Лекция «Сны и сновидения» кончилась, и на улицу повалил народ. После долгого вынужденного молчания люди всласть шумели, разговаривали о насущных делах, сразу, видно, позабыв и про сны и про сновидения.

Лектор Дима Крутиков остановился на крыльце под лампочкой, моргая близорукими глазами. На его добром полном лице отразилось недоумение.

— Царькову не видели? — спросил он Матвея.

— Видал. А что?

— Она хотела меня проводить на ночлег. Я в темноте плохо ориентируюсь.

— Вы у них остановились?

— У них.

— Довести, что ли?

— Пожалуйста.

Дима был парень наивный и доверчивый, и, видимо, поэтому Матвей испытывал к нему непонятную симпатию.

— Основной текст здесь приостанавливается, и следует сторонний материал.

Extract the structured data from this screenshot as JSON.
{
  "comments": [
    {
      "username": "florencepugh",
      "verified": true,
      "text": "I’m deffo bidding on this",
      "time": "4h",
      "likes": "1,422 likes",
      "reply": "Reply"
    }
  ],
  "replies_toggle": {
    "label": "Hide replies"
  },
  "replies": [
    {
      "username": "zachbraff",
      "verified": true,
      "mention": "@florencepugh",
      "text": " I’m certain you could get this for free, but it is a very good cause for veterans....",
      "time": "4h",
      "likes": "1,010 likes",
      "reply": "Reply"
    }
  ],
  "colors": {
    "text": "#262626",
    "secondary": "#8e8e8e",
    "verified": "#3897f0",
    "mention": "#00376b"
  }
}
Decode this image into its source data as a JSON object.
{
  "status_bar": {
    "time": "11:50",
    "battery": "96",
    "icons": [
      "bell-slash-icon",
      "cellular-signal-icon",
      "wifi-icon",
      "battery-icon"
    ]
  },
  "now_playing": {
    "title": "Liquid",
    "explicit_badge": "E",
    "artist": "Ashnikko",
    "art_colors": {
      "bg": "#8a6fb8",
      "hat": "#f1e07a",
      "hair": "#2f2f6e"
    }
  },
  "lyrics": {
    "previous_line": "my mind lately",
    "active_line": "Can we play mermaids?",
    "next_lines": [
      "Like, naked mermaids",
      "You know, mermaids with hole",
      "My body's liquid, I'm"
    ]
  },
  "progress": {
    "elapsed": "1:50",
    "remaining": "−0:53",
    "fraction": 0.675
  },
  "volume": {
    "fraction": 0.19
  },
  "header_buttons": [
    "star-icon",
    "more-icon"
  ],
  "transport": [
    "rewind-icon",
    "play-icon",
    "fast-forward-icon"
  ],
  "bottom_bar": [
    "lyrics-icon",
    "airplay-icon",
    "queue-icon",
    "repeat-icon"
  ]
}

В Обществе по распространению политических и научных знаний каждый срыв лекции считался чрезвычайным происшествием, и Дима уверовал, что без его лекций дела в колхозах шли бы гораздо хуже. Говорить на публике он любил, вдохновлялся, вздымал к потолку руки и любовался собой так, что хоть зеркало перед ним ставь. Девчата с любопытством разглядывали его румяное, гладкое лицо, широкий, как баян, портфель, галстук с маленьким узелком, и все сходились на том, что когда он женится — жена в два счета обернет его вокруг пальца. А старухи, глядя на него, думали, что отец у него, наверное, непьющий, самостоятельный: выучил сына и теперь вот сыну можно не работать, а читать лекции.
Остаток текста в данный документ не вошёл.